On Tuesday, World Health Organization (WHO) spokesperson Christian Lindmeier recalled that, according to the latest UN-backed Integrated Food Security Phase Classification (IPC) report in August, over half a million people are trapped in the famine in Gaza.
He stressed that “640,000 people [are] facing catastrophic levels of food insecurity.”
“We know that most indicators are worsening,” said UNICEF’s Pires, warning that the famine that was declared in Gaza City “is slowly moving to the South as more people get displaced, leaving what is now again a combat zone”.
On Monday, OCHA reported a reduction in airstrikes in recent days, though shelling, gunfire, killings, and injuries of civilians continued.
According to health officials in Gaza, Israeli forces have killed over 66,000 Palestinians, most of whom were children, women, and elderly individuals, and injured more than 169,000 others in attacks on the Gaza Strip since October 2023. Among the fatalities are at least 562 aid workers, 376 United Nations staff members, 1,722 healthcare workers, and 251 journalists.
However, the true death toll is expected to be much higher. Thousands more are believed to be buried under the rubble. Additionally, it is estimated that thousands have died from indirect causes, including starvation, lack of medical care, dehydration, and lack of shelter.
Meanwhile, the number of casualties among people trying to access aid supplies has surged, reaching over 2,500 fatalities and approximately 19,000 injuries since the militarized supply site system was established in Gaza on May 27. Most of the deaths and injuries have occurred near the supply sites, with over 1,000 occurring along the supply routes.

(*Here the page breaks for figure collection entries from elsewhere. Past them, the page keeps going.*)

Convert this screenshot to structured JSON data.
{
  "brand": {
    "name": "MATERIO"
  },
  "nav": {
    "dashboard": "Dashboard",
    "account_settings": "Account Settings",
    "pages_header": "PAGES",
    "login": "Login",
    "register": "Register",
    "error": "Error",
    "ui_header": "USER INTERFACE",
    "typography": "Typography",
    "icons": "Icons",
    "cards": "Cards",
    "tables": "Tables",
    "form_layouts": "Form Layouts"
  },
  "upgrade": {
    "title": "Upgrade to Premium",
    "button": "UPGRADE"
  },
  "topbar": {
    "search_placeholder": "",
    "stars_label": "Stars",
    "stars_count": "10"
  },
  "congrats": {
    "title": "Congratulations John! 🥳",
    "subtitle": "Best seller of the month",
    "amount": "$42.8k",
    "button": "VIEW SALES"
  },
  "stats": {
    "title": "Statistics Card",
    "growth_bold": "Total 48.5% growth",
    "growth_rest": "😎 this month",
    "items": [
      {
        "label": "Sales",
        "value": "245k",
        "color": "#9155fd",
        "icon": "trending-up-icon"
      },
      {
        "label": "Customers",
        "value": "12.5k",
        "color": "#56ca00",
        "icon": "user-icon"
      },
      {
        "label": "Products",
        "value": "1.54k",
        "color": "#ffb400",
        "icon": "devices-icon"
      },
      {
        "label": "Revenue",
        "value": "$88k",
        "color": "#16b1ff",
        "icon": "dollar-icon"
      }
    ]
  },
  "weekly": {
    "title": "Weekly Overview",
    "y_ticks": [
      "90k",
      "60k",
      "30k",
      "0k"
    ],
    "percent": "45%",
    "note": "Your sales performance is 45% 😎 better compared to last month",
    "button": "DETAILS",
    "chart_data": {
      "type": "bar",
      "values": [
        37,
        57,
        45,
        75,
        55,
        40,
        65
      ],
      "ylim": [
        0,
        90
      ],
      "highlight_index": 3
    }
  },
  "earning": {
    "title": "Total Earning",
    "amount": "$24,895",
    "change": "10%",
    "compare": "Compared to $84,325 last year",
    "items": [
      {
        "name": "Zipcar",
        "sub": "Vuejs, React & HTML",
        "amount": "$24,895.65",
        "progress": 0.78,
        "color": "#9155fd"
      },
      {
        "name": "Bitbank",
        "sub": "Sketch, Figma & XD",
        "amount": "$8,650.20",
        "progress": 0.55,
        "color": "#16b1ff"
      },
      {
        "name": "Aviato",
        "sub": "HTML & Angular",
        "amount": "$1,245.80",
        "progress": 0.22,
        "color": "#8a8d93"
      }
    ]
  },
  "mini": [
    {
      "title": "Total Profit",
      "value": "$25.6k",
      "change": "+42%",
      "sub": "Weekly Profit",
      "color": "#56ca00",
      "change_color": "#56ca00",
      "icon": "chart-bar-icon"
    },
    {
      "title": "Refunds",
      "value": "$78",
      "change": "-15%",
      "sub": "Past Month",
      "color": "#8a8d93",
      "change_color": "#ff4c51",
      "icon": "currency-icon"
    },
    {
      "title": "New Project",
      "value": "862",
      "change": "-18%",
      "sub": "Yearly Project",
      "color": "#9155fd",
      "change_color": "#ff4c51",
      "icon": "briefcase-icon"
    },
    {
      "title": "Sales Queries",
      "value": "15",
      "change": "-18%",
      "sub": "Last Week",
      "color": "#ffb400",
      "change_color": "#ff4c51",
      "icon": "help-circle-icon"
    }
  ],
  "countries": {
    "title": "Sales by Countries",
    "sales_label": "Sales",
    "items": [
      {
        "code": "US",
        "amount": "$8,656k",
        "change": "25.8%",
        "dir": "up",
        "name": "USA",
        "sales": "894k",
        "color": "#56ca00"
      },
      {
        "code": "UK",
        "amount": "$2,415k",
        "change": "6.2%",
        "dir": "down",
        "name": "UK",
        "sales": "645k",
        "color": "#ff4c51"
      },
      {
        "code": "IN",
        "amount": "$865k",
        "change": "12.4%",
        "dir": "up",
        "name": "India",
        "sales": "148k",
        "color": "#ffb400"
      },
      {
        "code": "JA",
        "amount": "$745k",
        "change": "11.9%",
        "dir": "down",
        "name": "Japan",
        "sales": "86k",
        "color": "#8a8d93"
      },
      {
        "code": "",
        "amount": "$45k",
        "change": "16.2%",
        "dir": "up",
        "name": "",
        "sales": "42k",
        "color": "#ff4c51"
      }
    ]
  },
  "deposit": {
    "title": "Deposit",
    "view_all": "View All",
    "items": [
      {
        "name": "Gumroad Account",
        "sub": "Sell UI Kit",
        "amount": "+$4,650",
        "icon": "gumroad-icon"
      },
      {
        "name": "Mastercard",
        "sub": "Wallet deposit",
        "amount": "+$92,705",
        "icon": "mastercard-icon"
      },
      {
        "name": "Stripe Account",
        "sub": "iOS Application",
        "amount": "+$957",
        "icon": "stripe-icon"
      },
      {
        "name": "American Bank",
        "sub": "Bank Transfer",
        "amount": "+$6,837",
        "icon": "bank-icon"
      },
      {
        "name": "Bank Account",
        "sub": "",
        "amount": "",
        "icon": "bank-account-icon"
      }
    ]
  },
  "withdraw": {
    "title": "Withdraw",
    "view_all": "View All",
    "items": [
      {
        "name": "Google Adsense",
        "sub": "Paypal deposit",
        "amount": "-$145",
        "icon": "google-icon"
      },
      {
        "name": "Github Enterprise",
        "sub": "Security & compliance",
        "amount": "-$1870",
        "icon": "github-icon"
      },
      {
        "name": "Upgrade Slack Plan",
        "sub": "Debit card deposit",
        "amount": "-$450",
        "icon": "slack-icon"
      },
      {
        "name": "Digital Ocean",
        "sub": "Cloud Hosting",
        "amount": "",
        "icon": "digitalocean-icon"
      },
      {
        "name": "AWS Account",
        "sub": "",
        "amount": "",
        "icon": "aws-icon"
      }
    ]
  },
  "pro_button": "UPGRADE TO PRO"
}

According to UN commissions, international and Israeli human rights organizations, human rights experts, and the world's leading genocide scholars, Israel's actions in Gaza— including the blockade and obstruction of humanitarian aid — not only meet the legal definition of war crimes and crimes against humanity but also amount to genocide against Gaza's population.
They conclude that the Israeli government has deliberately inflicted living conditions intended to destroy a group or part of a group, as defined in the Genocide Convention. Genocide is widely regarded as one of the most egregious international crimes, alongside war crimes, crimes against humanity, and the crime of aggression.

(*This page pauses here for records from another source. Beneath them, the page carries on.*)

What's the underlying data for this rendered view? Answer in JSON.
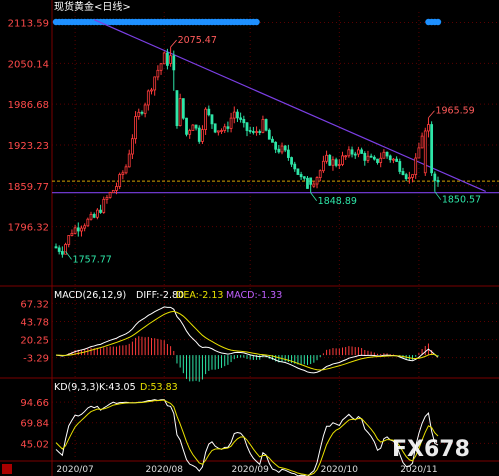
{
  "header": {
    "title": "现货黄金<日线>"
  },
  "watermark": "FX678",
  "colors": {
    "up": "#ff3b3b",
    "down": "#2ee6a8",
    "price_axis": "#ff4a4a",
    "grid": "#5a0000",
    "trend_line": "#7b3fe4",
    "support_line": "#7b3fe4",
    "dotted_line": "#d4a000",
    "dots": "#1e90ff",
    "diff": "#ffffff",
    "dea": "#e8e000",
    "macd_label": "#c060ff",
    "k_line": "#ffffff",
    "d_line": "#e8e000",
    "axis_text": "#dddddd",
    "annot_up": "#ff5a5a",
    "annot_down": "#2ee6a8"
  },
  "chart_data": [
    {
      "type": "candlestick",
      "title": "现货黄金<日线>",
      "y_ticks": [
        "2113.59",
        "2050.14",
        "1986.68",
        "1923.23",
        "1859.77",
        "1796.32"
      ],
      "y_tick_values": [
        2113.59,
        2050.14,
        1986.68,
        1923.23,
        1859.77,
        1796.32
      ],
      "ylim": [
        1735,
        2130
      ],
      "x_ticks": [
        "2020/07",
        "2020/08",
        "2020/09",
        "2020/10",
        "2020/11"
      ],
      "x_tick_index": [
        6,
        34,
        61,
        89,
        114
      ],
      "annotations": [
        {
          "text": "2075.47",
          "index": 36,
          "value": 2075.47,
          "dir": "up"
        },
        {
          "text": "1757.77",
          "index": 3,
          "value": 1757.77,
          "dir": "down"
        },
        {
          "text": "1848.89",
          "index": 80,
          "value": 1848.89,
          "dir": "down"
        },
        {
          "text": "1965.59",
          "index": 117,
          "value": 1965.59,
          "dir": "up"
        },
        {
          "text": "1850.57",
          "index": 119,
          "value": 1850.57,
          "dir": "down"
        }
      ],
      "trend_line": {
        "from": {
          "index": 12,
          "value": 2118
        },
        "to": {
          "index": 135,
          "value": 1851
        }
      },
      "support_line": {
        "value": 1849
      },
      "dotted_line": {
        "value": 1867
      },
      "top_dots": {
        "segments": [
          [
            0,
            63
          ],
          [
            117,
            120
          ]
        ]
      },
      "candles": []
    },
    {
      "type": "line",
      "title": "MACD(26,12,9)",
      "legend": [
        "DIFF:-2.80",
        "DEA:-2.13",
        "MACD:-1.33"
      ],
      "y_ticks": [
        "67.32",
        "43.78",
        "20.25",
        "-3.29"
      ],
      "y_tick_values": [
        67.32,
        43.78,
        20.25,
        -3.29
      ],
      "ylim": [
        -22,
        77
      ],
      "series": [
        {
          "name": "DIFF",
          "values": []
        },
        {
          "name": "DEA",
          "values": []
        },
        {
          "name": "MACD",
          "values": []
        }
      ]
    },
    {
      "type": "line",
      "title": "KD(9,3,3)",
      "legend": [
        "K:43.05",
        "D:53.83"
      ],
      "y_ticks": [
        "94.66",
        "69.84",
        "45.02"
      ],
      "y_tick_values": [
        94.66,
        69.84,
        45.02
      ],
      "ylim": [
        25,
        102
      ],
      "series": [
        {
          "name": "K",
          "values": []
        },
        {
          "name": "D",
          "values": []
        }
      ]
    }
  ]
}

At the same time, Israel's assault on Gaza is marked by grave war crimes and crimes against humanity perpetrated with impunity by Israeli military personnel and government officials.

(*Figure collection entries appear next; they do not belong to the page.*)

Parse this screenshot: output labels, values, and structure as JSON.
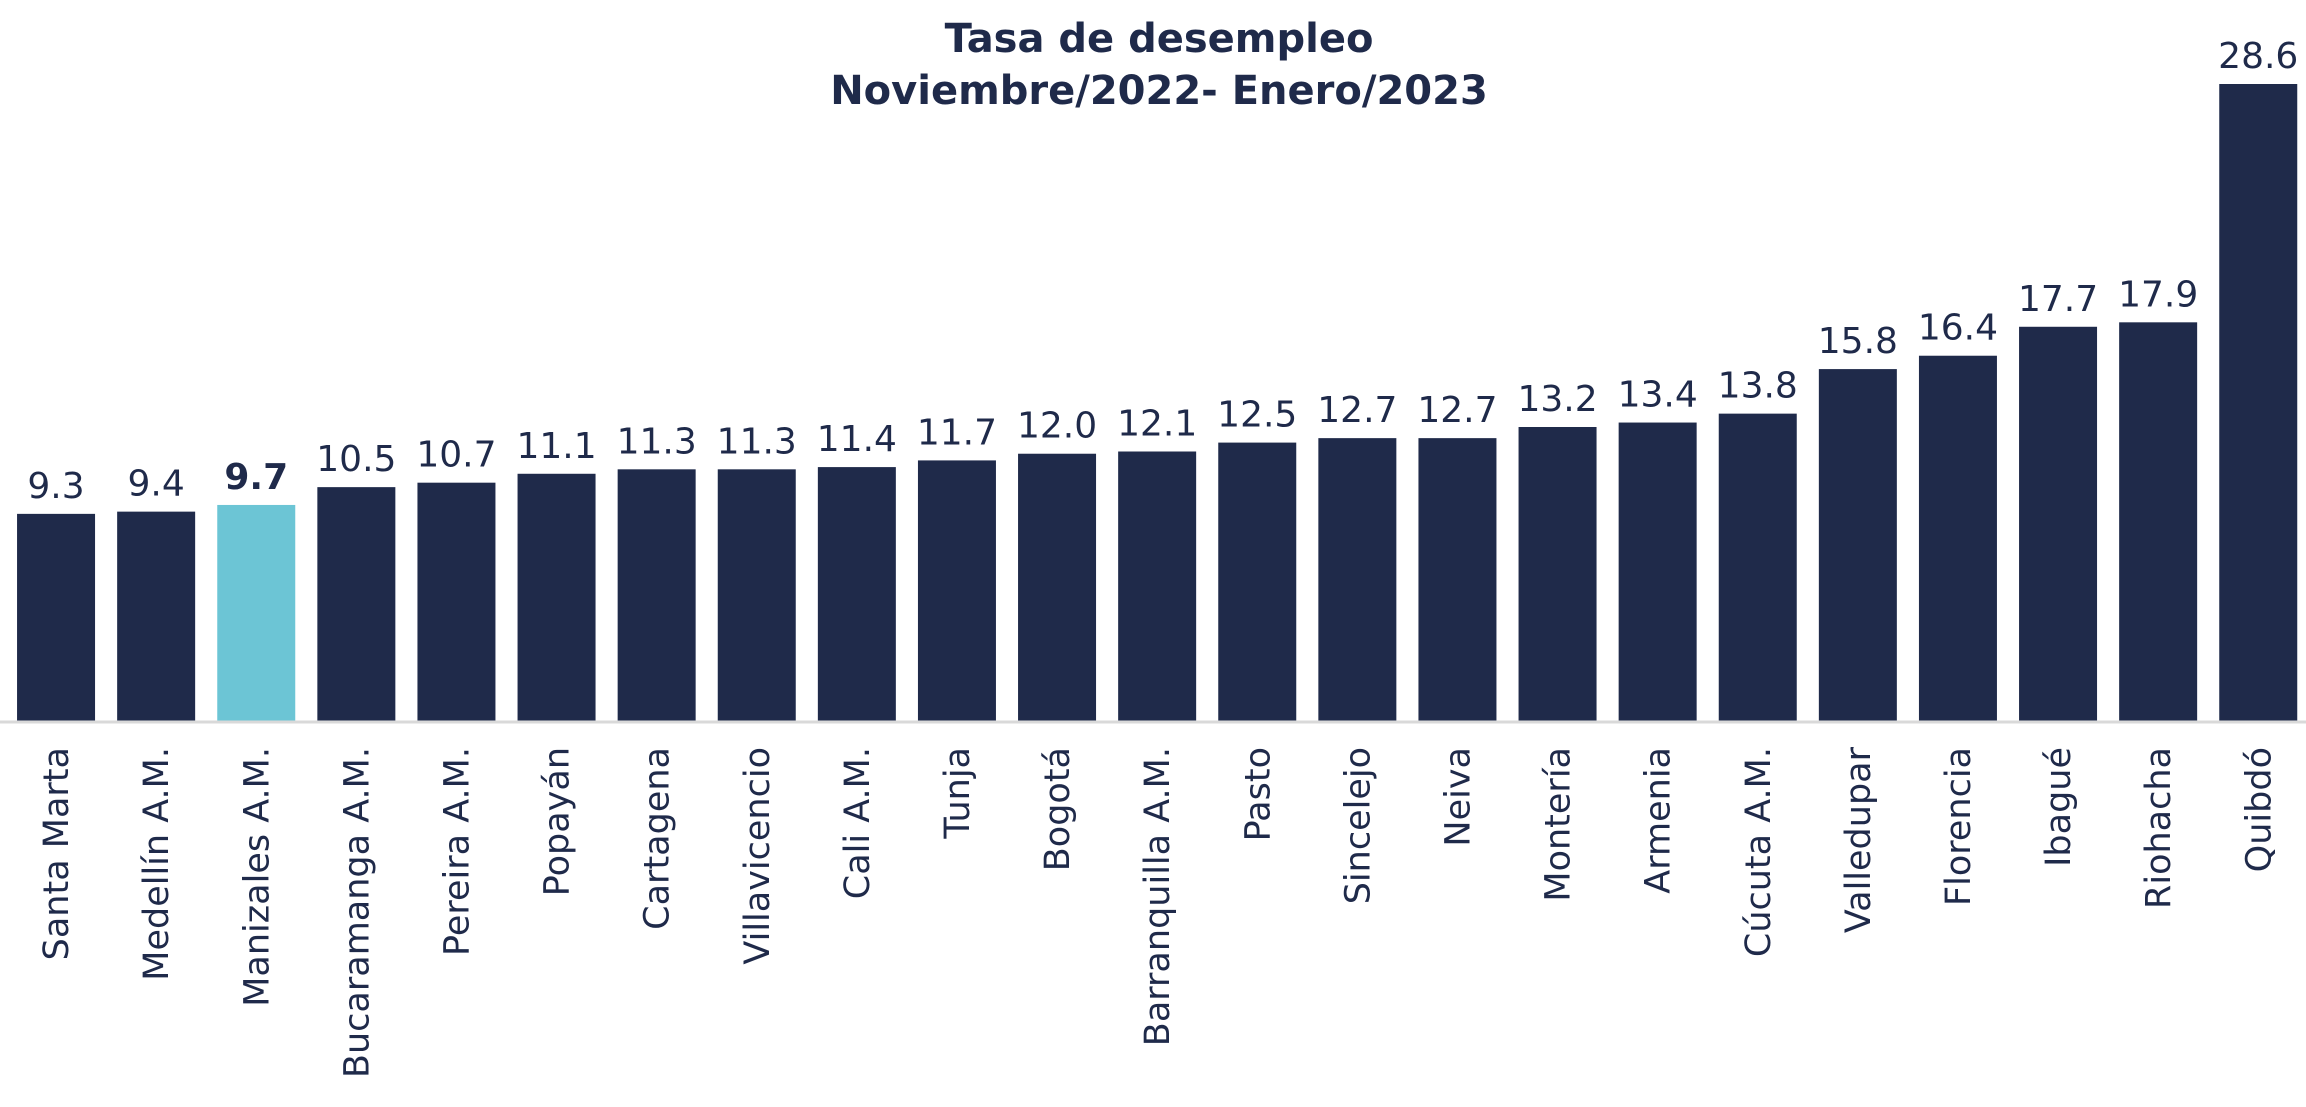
{
  "chart_data": {
    "type": "bar",
    "title": "Tasa de desempleo",
    "subtitle": "Noviembre/2022- Enero/2023",
    "categories": [
      "Santa Marta",
      "Medellín A.M.",
      "Manizales A.M.",
      "Bucaramanga A.M.",
      "Pereira A.M.",
      "Popayán",
      "Cartagena",
      "Villavicencio",
      "Cali A.M.",
      "Tunja",
      "Bogotá",
      "Barranquilla A.M.",
      "Pasto",
      "Sincelejo",
      "Neiva",
      "Montería",
      "Armenia",
      "Cúcuta A.M.",
      "Valledupar",
      "Florencia",
      "Ibagué",
      "Riohacha",
      "Quibdó"
    ],
    "values": [
      9.3,
      9.4,
      9.7,
      10.5,
      10.7,
      11.1,
      11.3,
      11.3,
      11.4,
      11.7,
      12.0,
      12.1,
      12.5,
      12.7,
      12.7,
      13.2,
      13.4,
      13.8,
      15.8,
      16.4,
      17.7,
      17.9,
      28.6
    ],
    "value_labels": [
      "9.3",
      "9.4",
      "9.7",
      "10.5",
      "10.7",
      "11.1",
      "11.3",
      "11.3",
      "11.4",
      "11.7",
      "12.0",
      "12.1",
      "12.5",
      "12.7",
      "12.7",
      "13.2",
      "13.4",
      "13.8",
      "15.8",
      "16.4",
      "17.7",
      "17.9",
      "28.6"
    ],
    "color": "#1f2a4a",
    "colors": [
      "#1f2a4a",
      "#1f2a4a",
      "#6cc5d5",
      "#1f2a4a",
      "#1f2a4a",
      "#1f2a4a",
      "#1f2a4a",
      "#1f2a4a",
      "#1f2a4a",
      "#1f2a4a",
      "#1f2a4a",
      "#1f2a4a",
      "#1f2a4a",
      "#1f2a4a",
      "#1f2a4a",
      "#1f2a4a",
      "#1f2a4a",
      "#1f2a4a",
      "#1f2a4a",
      "#1f2a4a",
      "#1f2a4a",
      "#1f2a4a",
      "#1f2a4a"
    ],
    "ylim": [
      0,
      28.6
    ]
  }
}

These crimes include using starvation as a method of warfare, denying humanitarian aid, and collectively punishing civilians. They also include carrying out indiscriminate attacks, targeting civilians, aid workers, and journalists; deliberately attacking civilian objects and undefended buildings; forcibly transferring people; torturing individuals; and forcibly disappearing people.
Human rights groups and rights experts have repeatedly demanded that governments around the world take immediate action in accordance with their international legal obligations to prevent and stop atrocity crimes and to protect civilians in the Gaza Strip, which includes imposing an arms embargo and implementing targeted sanctions against Israel. They have also called for support of the International Criminal Court (ICC).
Looking ahead, it will probably take years, maybe decades, to hold accountable the tens of thousands of Israeli government officials, military officers, and soldiers accused of committing some of the worst crimes known to humanity during the Gaza war, as well as those foreign nationals — including government officials and business leaders — complicit in these crimes.
Israeli courts and the ICC will hardly be able to cope. National courts in other countries operating under the principle of universal jurisdiction, as well as international criminal tribunals, will likely have to shoulder some of the caseload to end impunity in the Occupied Palestinian Territory once and for all.